Extensions for the American Road, Freedom Hills and Meadow Springs subdivisions will cost $4 million, and it will cost $2.7 million for the Fox Ridge, Rozet Ranchettes and Buckskin subdivisions to hook onto the Madison. The omnibus water bill would have earmarked $4.5 million for the city to use.
Layne Christensen Co. had asked to terminate its contract with the city because of the project being delayed for months. Cole said it should have been done six months ago.
Driskill said the city is running a smear campaign against him. He said that after he posted about the issue on Facebook, City Administrator Pat Davidson asked him to refrain from making any comments on social media or talking to media outlets.
He backed off, and watched the city tell its side of the story. He said he called the city offices three times last week and left messages for Davidson, but as of Friday afternoon, the city administrator had yet to call him back.
“I won’t let the city run loose and run me over,” he said. “What I hate is a government that will misrepresent the facts in order to not be a good neighbor, and the city has absolutely done that.”
“What they’ve done is taken an issue that should’ve been dealt with quietly and turned it into a smear campaign,” he added.
According to maps provided by the city of Gillette, there are eight to 10 landowners in the DEQ’s study area.
Attempts to contact several of the landowners were made in the last week but with little success.
Joey Kanode, one of the landowners, declined to comment.
Minnie Williams, another landowner, said she has had at least two water wells that were affected in the last few years and is concerned about the Madison activity but didn’t want to say much more until the final results of testing came in.
Driskill said the landowners are afraid of speaking out against the city.
“They don’t want the bad publicity,” he said. “They don’t want their names drug through the mud.”
City Attorney Tony Reyes said that when the amendment passed, his office received several calls from Crook County residents and area landowners about how they could apply for city water under the new rules.
Because there is no application process on the books at the city and because they city had no intention on allowing Crook County to use the water (at least at this time), Reyes could not help them.
He also said he kept no official record of who called and when they did. Most of the people, about a handful, called about the time the amendment was passed, which was in March.
Driskill said he’s unhappy that the situation remains unresolved.
“I challenge (the city) to come with any proposal other than ‘No,’” he said.
Driskill said he recently proposed a solution that would allow up to 195 taps in Crook County that could use up to 480,000 gallons per year for domestic purposes, and there also would be six taps for livestock use that would get up to a million gallons per year. Each customer would be charged the same rate as a Gillette resident.

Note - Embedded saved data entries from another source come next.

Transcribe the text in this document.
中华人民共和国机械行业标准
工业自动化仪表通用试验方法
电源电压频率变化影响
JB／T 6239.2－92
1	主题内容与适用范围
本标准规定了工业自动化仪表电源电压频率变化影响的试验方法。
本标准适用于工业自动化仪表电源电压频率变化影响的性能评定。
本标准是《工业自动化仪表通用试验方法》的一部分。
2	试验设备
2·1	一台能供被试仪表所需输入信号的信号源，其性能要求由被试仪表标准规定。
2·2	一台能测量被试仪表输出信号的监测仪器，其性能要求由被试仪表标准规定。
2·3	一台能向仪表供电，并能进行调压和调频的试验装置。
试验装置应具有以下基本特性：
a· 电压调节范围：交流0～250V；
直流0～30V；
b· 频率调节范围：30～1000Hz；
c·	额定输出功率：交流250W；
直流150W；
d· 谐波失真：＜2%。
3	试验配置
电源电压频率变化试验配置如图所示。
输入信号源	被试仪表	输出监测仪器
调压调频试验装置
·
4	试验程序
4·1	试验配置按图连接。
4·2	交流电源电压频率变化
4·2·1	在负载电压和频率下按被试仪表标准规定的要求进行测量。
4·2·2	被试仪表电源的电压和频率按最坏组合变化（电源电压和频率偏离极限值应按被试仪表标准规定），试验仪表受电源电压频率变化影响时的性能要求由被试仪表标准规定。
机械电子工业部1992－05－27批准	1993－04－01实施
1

“I have no clue what (the city’s) doing with that because they never got back to me,” he said.
It’s not the first time he’s put forth a solution, he said. Last fall, when the problem was still in its early stages, he proposed that the city provide four temporary emergency taps for homes and livestock in Crook County. It was approved by the state and wouldn’t have set a precedent, he said.
“We’ll have to see and look at this on a case-by-case basis,” she said.
Driskill said he doesn’t have any anger toward the city, just “great sadness,” and believes Crook County and the city can come to a solution if they work together.
But if things continue the way they’ve gone so far, he said, “There’s only one way to go, and it’s for it to get worse.”